Como si fuésemos al baño de un bar para retocarnos el rimmel juntas, con Laura pasamos las puertas automáticas de la farmacia Selma algo pálidas y nerviosas y compramos una cajita rosa de la góndola, sintiendo la mirada inquisidora de todas las viejas enfermas que esperaban su 40% de descuento en medicamentos y afines. ¿Y si me encuentra una amiga de las quinientas que tiene mamá en San Isidro? Tendría que haberla comprado en Belgrano o en algún otro barrio lejano en donde nadie pueda reconocerme con esta bomba en la mano.

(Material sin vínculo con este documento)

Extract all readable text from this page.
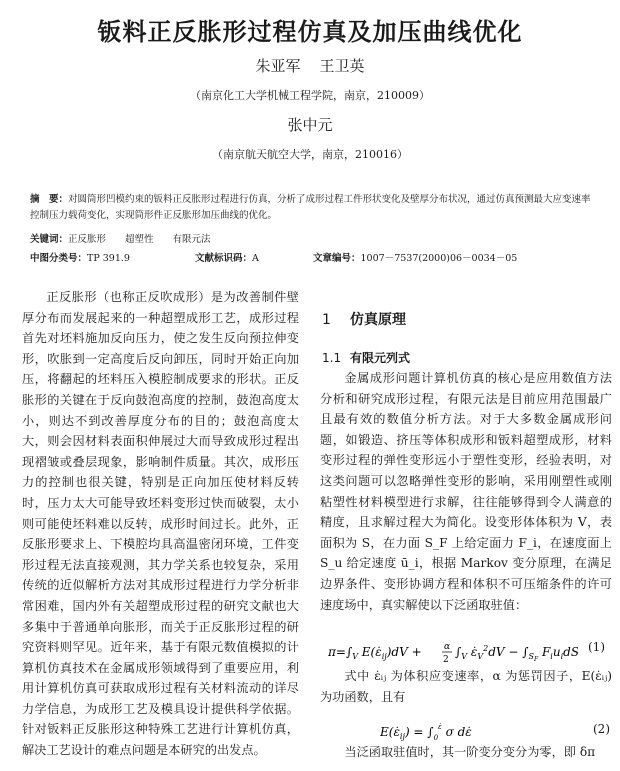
钣料正反胀形过程仿真及加压曲线优化
朱亚军    王卫英
（南京化工大学机械工程学院，南京，210009）
张中元
（南京航天航空大学，南京，210016）
摘　要：对圆筒形凹模约束的钣料正反胀形过程进行仿真，分析了成形过程工件形状变化及壁厚分布状况，通过仿真预测最大应变速率控制压力载荷变化，实现筒形件正反胀形加压曲线的优化。
关键词：正反胀形　　超塑性　　有限元法
中图分类号：TP 391.9	文献标识码：A	文章编号：1007－7537(2000)06－0034－05

正反胀形（也称正反吹成形）是为改善制件壁厚分布而发展起来的一种超塑成形工艺，成形过程首先对坯料施加反向压力，使之发生反向预拉伸变形，吹胀到一定高度后反向卸压，同时开始正向加压，将翻起的坯料压入模腔制成要求的形状。正反胀形的关键在于反向鼓泡高度的控制，鼓泡高度太小，则达不到改善厚度分布的目的；鼓泡高度太大，则会因材料表面积伸展过大而导致成形过程出现褶皱或叠层现象，影响制件质量。其次，成形压力的控制也很关键，特别是正向加压使材料反转时，压力太大可能导致坯料变形过快而破裂，太小则可能使坯料难以反转，成形时间过长。此外，正反胀形要求上、下模腔均具高温密闭环境，工件变形过程无法直接观测，其力学关系也较复杂，采用传统的近似解析方法对其成形过程进行力学分析非常困难，国内外有关超塑成形过程的研究文献也大多集中于普通单向胀形，而关于正反胀形过程的研究资料则罕见。近年来，基于有限元数值模拟的计算机仿真技术在金属成形领域得到了重要应用，利用计算机仿真可获取成形过程有关材料流动的详尽力学信息，为成形工艺及模具设计提供科学依据。针对钣料正反胀形这种特殊工艺进行计算机仿真，解决工艺设计的难点问题是本研究的出发点。

1 仿真原理
1.1 有限元列式

金属成形问题计算机仿真的核心是应用数值方法分析和研究成形过程，有限元法是目前应用范围最广且最有效的数值分析方法。对于大多数金属成形问题，如锻造、挤压等体积成形和钣料超塑成形，材料变形过程的弹性变形远小于塑性变形，经验表明，对这类问题可以忽略弹性变形的影响，采用刚塑性或刚粘塑性材料模型进行求解，往往能够得到令人满意的精度，且求解过程大为简化。设变形体体积为 V，表面积为 S，在力面 S_F 上给定面力 F_i，在速度面上 S_u 给定速度 ū_i，根据 Markov 变分原理，在满足边界条件、变形协调方程和体积不可压缩条件的许可速度场中，真实解使以下泛函取驻值：

$\pi=\int_V$ $E(\varepsiloṅ_{ij})dV + \alpha$
2
$\int_V$ $\varepsiloṅ_V^2dV - \int_SF$ $F_iu_idS$ (1)

式中 ε̇ᵢⱼ 为体积应变速率，α 为惩罚因子，E(ε̇ᵢⱼ) 为功函数，且有

$E(\varepsiloṅ_{ij}) = \int_0^{\varepsiloṅ}$ σ dε̇	(2)

当泛函取驻值时，其一阶变分变分为零，即 δπ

Cuando llegamos a la casa de mi vieja, me hice un té y esperé las líneas azules con las manos sobre la mesada, la espalda encorbada, derrotada. "Si zafo de esta --prometí a los Dioses- voy a tomar pastillas, voy a atiborrarme de anticonceptivos". Estábamos mirando fijamente el centro de mesa (manzanas verdes y unas bananas madurisimas, a dos días de pudrirse irremediablemente, perfectas para hacer un budín) cuando una única línea me hizo respirar profundo y sonreír.
No se lo conté a Rodrigo pero desde ese día empecé a tomar pastillas. El despertador del celular suena a las 10 de la noche, justo cuando termino de lavar los platos y me preparo para tirarme en la cama a leer twitts. ¿Por qué les cuento esto, por qué comparto esta anécdota de hace años? Porque ya no tengo ese miedo y hoy decidí dejar de tomarlas.